The line res = TestClass.func(2) shows as white in the annnotated version (as expected) and gets translated to C as

__pyx_t_1 = __pyx_f_8crujisim_11cythontests_9TestClass_func(2.0); if (unlikely(PyErr_Occurred())) __PYX_ERR(0, 521, __pyx_L1_error)__pyx_v_res = __pyx_t_1;

But if I now take that static method out of the class and turn it into a function, as in

@cython.cfunc
def func(v: float) -> float:
    return v   1.0

@cython.cclass
class TestClass:

    def test_call(self):
        res = func(2)
        return res

Then the res = func(2) line is now yellow, and the C translation shows an additional test

__pyx_t_1 = __pyx_f_8crujisim_11cythontests_func(2.0); if (unlikely(__pyx_t_1 == ((double)-1) && PyErr_Occurred())) __PYX_ERR(0, 521, __pyx_L1_error)__pyx_v_res = __pyx_t_1;

I am forced to get the method out of the class because of this behaviour I reported, which I believe is a bug https://github.com/cython/cython/issues/5159 . But the method call is inside a tight loop in the critical path and there is a noticeable performance loss.

Is it perhaps an argument overflow check?
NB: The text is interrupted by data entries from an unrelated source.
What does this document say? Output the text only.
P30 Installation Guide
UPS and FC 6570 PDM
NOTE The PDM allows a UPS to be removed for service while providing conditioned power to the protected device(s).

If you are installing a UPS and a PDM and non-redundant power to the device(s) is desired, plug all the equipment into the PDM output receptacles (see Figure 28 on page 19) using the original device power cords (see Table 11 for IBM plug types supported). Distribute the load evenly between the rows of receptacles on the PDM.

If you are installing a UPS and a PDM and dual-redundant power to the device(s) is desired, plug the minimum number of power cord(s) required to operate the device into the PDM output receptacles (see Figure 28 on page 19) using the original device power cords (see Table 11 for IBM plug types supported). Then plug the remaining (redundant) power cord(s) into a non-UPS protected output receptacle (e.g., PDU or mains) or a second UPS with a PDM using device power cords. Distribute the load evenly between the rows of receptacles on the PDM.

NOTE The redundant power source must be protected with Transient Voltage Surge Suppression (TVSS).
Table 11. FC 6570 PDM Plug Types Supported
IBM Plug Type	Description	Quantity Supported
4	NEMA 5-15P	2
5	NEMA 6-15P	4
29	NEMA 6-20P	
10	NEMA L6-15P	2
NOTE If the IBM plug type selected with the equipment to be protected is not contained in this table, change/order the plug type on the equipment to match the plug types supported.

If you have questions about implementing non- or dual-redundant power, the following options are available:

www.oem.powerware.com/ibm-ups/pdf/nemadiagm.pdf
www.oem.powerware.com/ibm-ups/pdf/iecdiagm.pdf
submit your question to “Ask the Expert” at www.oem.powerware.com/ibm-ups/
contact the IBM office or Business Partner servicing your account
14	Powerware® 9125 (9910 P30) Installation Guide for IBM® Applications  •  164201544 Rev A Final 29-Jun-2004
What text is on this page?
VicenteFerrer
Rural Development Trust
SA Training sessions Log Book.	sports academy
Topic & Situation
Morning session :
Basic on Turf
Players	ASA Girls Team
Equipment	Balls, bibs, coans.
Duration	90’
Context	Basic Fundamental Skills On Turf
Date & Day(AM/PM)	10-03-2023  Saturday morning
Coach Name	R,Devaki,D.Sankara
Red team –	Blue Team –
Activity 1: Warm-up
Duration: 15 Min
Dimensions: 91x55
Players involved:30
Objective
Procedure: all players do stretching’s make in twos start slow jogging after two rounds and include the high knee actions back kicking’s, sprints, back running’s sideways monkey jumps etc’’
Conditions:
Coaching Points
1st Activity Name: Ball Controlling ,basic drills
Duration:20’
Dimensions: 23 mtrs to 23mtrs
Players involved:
Can it be disabled? Any hints? Thanks.

CodePudding user response:

You can make a cdef/cfunc function unable to raise an exception using @cython.exceptval(check=False) (or cdef float func() noexcept in the non-pure-Python syntax). See the documentation for full details about exceptions. If you do this it won't be checked.

Cython 3 has changed the default behaviour from "cdef functions swallow exceptions" to "cdef functions can raise exceptions", but it's possible to pick either.


The difference you see between staticmethod and a module-level function is probably a minor bug - there's no reason for them to behave differently.

However, I'd actually expect the extra check to be an optimization in the non-error case: PyErr_Occurred() is expected to be expensive, so using -1 as a sentinal value to indicate that an error might have happened avoids it most of the time. I haven't measured it in your exact case though - it's probably a balance between skipping expensive checks vs greater code size.

The annotated HTML highlighting is pretty crude so is almost working on the basis that "more text == slower" which isn't quite right here. So don't take it too seriously.